• atrial arrhythmogenesis;
  • Ca2+ homeostasis;
  • murine hearts


  • 1
    Intracellular Ca2+ overload has been associated with established atrial arrhythmogenesis. The present experiments went on to correlate acute initiation of atrial arrhythmogenesis in Langendorff-perfused mouse hearts with changes in Ca2+ homeostasis in isolated atrial myocytes following pharmacological procedures that modified the storage or release of sarcoplasmic reticular (SR) Ca2+ or inhibited entry of extracellular Ca2+.
  • 2
    Caffeine (1 mmol/L) elicited diastolic Ca2+ waves in regularly stimulated atrial myocytes immediately following addition. This was followed by a decline in the amplitude of the evoked transients and the disappearance of such diastolic events, suggesting partial SR Ca2+ depletion.
  • 3
    Cyclopiazonic acid (CPA; 0.15 µmol/L) produced more gradual reductions in evoked Ca2+ transients and abolished diastolic Ca2+ events produced by the further addition of caffeine.
  • 4
    Nifedipine (0.5 µmol/L) produced immediate reductions in evoked Ca2+ transients. Further addition of caffeine produced an immediate increase followed by a decline in the amplitude of the evoked Ca2+ transients, without eliciting diastolic Ca2+ events.
  • 5
    These findings correlated with changes in spontaneous and provoked atrial arrhythmogenecity in mouse isolated Langendorf-perfused hearts.
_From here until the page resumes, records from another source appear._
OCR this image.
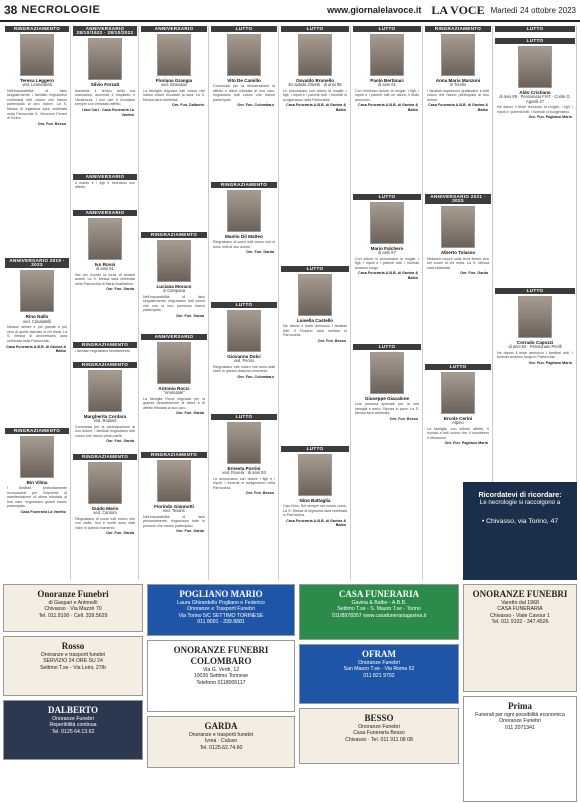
38 NECROLOGIE	www.giornalelavoce.it LA VOCE Martedì 24 ottobre 2023
RINGRAZIAMENTO
Teresa Leggero
ved. Leonardetti
Nell'impossibilità di farlo singolarmente, i familiari ringraziano commossi tutti coloro che hanno partecipato al loro dolore. La S. Messa di trigesima sarà celebrata nella Parrocchia S. Vincenzo Ferreri di Torino.
Onr. Fun. Besso
ANNIVERSARIO 2019 · 2023
Rino Nallo
ved. Canalatelli
Nessun amore è più grande e più vero di quello lasciato in chi resta. La S. Messa di anniversario sarà celebrata nella Parrocchia.
Casa Funeraria A.B.B. di Gavina & Balbo
RINGRAZIAMENTO
Bin Vilma
I familiari, profondamente riconoscenti per l'impronta di manifestazione di stima tributata al loro caro, ringraziano quanti hanno partecipato.
Casa Funeraria La Varetto
ANNIVERSARIO 28/10/1922 · 28/10/2022
Silvio Forzati
Aumenta il tempo della tua mancanza, aumenta il rimpianto e l'amarezza. I tuoi cari ti ricordano sempre con immutato affetto.
I tuoi Cari · Casa Funeraria La Varetto
ANNIVERSARIO
Il marito e i figli ti ricordano con affetto.
ANNIVERSARIO
Ivo Rossi
di anni 81
Nel tuo ricordo la forza di andare avanti. La S. Messa sarà celebrata nella Parrocchia di Maria Ausiliatrice.
Onr. Fun. Garda
RINGRAZIAMENTO
I familiari ringraziano sentitamente.
RINGRAZIAMENTO
Margherita Cordara
ved. Roliand
Commossi per la partecipazione al loro dolore, i familiari ringraziano tutti coloro che hanno preso parte.
Onr. Fun. Garda
RINGRAZIAMENTO
Guido Mario
ved. Cantora
Ringraziano di cuore tutti coloro che con visite, fiori e scritti sono stati vicini in questo momento.
Onr. Fun. Garda
ANNIVERSARIO
Floriana Grangia
ved. Sinesaari
La famiglia ringrazia tutti coloro che hanno voluto ricordare la cara. La S. Messa sarà celebrata.
Onr. Fun. Dalberto
RINGRAZIAMENTO
Luciana Moraco
in Campana
Nell'impossibilità di farlo singolarmente, ringraziano tutti coloro che con la loro presenza hanno partecipato.
Onr. Fun. Garda
ANNIVERSARIO
Antonio Rocci
"Ammutate"
La famiglia Rocci ringrazia per la grande dimostrazione di stima e di affetto tributata al suo caro.
Onr. Fun. Garda
RINGRAZIAMENTO
Fiorindo Giannotti
ved. Tesaric
Nell'impossibilità di farlo personalmente, ringraziano tutte le persone che hanno partecipato.
Onr. Fun. Garda
LUTTO
Vito De Camillo
Commossi per la dimostrazione di affetto e stima tributata al loro caro, ringraziano tutti coloro che hanno partecipato.
Onr. Fun. Colombaro
RINGRAZIAMENTO
Manlio Dil Matteo
Ringraziano di cuore tutti coloro che si sono uniti al loro dolore.
Onr. Fun. Garda
LUTTO
Giovanna Dolci
ved. Perino
Ringraziano tutti coloro che sono stati vicini in questo doloroso momento.
Onr. Fun. Colombaro
LUTTO
Ernesta Porrini
ved. Rovera · di anni 93
Lo annunciano con dolore i figli e i nipoti. I funerali si svolgeranno nella Parrocchia.
Onr. Fun. Besso
LUTTO
Osvaldo Brunello
Ex autista Olivetti · di anni 88
Lo annunciano con dolore la moglie, i figli, i nipoti e i parenti tutti. I funerali si svolgeranno nella Parrocchia.
Casa Funeraria A.B.B. di Gavina & Balbo
LUTTO
Luisella Castello
Ne danno il triste annuncio i familiari tutti. Il Rosario sarà recitato in Parrocchia.
Onr. Fun. Besso
LUTTO
Nino Battaglia
Ciao Nino. Sei sempre nel nostro cuore. La S. Messa di trigesima sarà celebrata in Parrocchia.
Casa Funeraria A.B.B. di Gavina & Balbo
LUTTO
Paolo Bertinaci
di anni 61
Con immenso dolore la moglie, i figli, i nipoti e i parenti tutti ne danno il triste annuncio.
Casa Funeraria A.B.B. di Gavina & Balbo
LUTTO
Mario Falchero
di anni 87
Con dolore lo annunciano la moglie, i figli, i nipoti e i parenti tutti. I funerali avranno luogo.
Casa Funeraria A.B.B. di Gavina & Balbo
LUTTO
Giuseppe Giacalone
Una persona speciale per la sua famiglia e amici. Riposa in pace. La S. Messa sarà celebrata.
Onr. Fun. Besso
RINGRAZIAMENTO
Anna Maria Manzoni
in Torello
I familiari esprimono gratitudine a tutti coloro che hanno partecipato al loro dolore.
Casa Funeraria A.B.B. di Gavina & Balbo
ANNIVERSARIO 2021 · 2023
Alberto Tolasso
Nessuno muore sulla terra finché vive nel cuore di chi resta. La S. Messa sarà celebrata.
Onr. Fun. Garda
LUTTO
Ercole Cerini
Alpino
La famiglia, con infinito affetto, ti ricorda a tutti coloro che ti conobbero e stimarono.
Onr. Fun. Pagliano Mario
LUTTO
LUTTO
Aldo Cristiano
di anni 89 · Pensionato FIAT · Conte G. Agnelli 47
Ne danno il triste annuncio la moglie, i figli, i nipoti e i parenti tutti. I funerali si svolgeranno.
Onr. Fun. Pagliano Mario
LUTTO
Corrado Capozzi
di anni 83 · Pensionato Pirelli
Ne danno il triste annuncio i familiari tutti. I funerali avranno luogo in Parrocchia.
Onr. Fun. Pagliano Mario
Ricordatevi di ricordare:
Le necrologie si raccolgono a
• Chivasso, via Torino, 47
Onoranze Funebri
di Gaspari e Antonelli
Chivasso · Via Mazzè 70
Tel. 011.9100 · Cell. 339.5629
POGLIANO MARIO
Laura Ghirardello Pogliano e Federico
Onoranze e Trasporti Funebri
Via Torino 5/C SETTIMO TORINESE
011 8001 - 339.8881
CASA FUNERARIA
Gavina & Balbo - A.B.B.
Settimo T.se - S. Mauro T.se - Torino
011/8978357 www.casafunerariagavina.it
ONORANZE FUNEBRI
Varetto dal 1968
CASA FUNERARIA
Chivasso - Viale Cavour 1
Tel. 011 9102 - 347.4526
Rosso
Onoranze e trasporti funebri
SERVIZIO 24 ORE SU 24
Settimo T.se - Via Leini, 27/b
ONORANZE FUNEBRI COLOMBARO
Via G. Verdi, 12
10036 Settimo Torinese
Telefono 0118005117
OFRAM
Onoranze Funebri
San Mauro T.se · Via Roma 52
011 821 9792
DALBERTO
Onoranze Funebri
Reperibilità continua
Tel. 0125 64.13.62
GARDA
Onoranze e trasporti funebri
Ivrea · Caluso
Tel. 0125.62.74.60
BESSO
Onoranze Funebri
Casa Funeraria Besso
Chivasso · Tel. 011 911 08 08
Prima
Funerali per ogni possibilità economica
Onoranze Funebri
011 2071341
Thus, caffeine was pro-arrhythmogenic immediately following but not > 5 min after application and both CPA and nifedipine pretreatment inhibited such arrhythmogenesis.
  • 6
    Together, these findings relate acute atrial arrhythmogenesis in intact hearts to diastolic Ca2+ events in atrial myocytes that, in turn, depend upon a finite SR Ca2+ store and diastolic Ca2+ release following Ca2+-induced Ca2+ release initiated by the entry of extracellular Ca2+.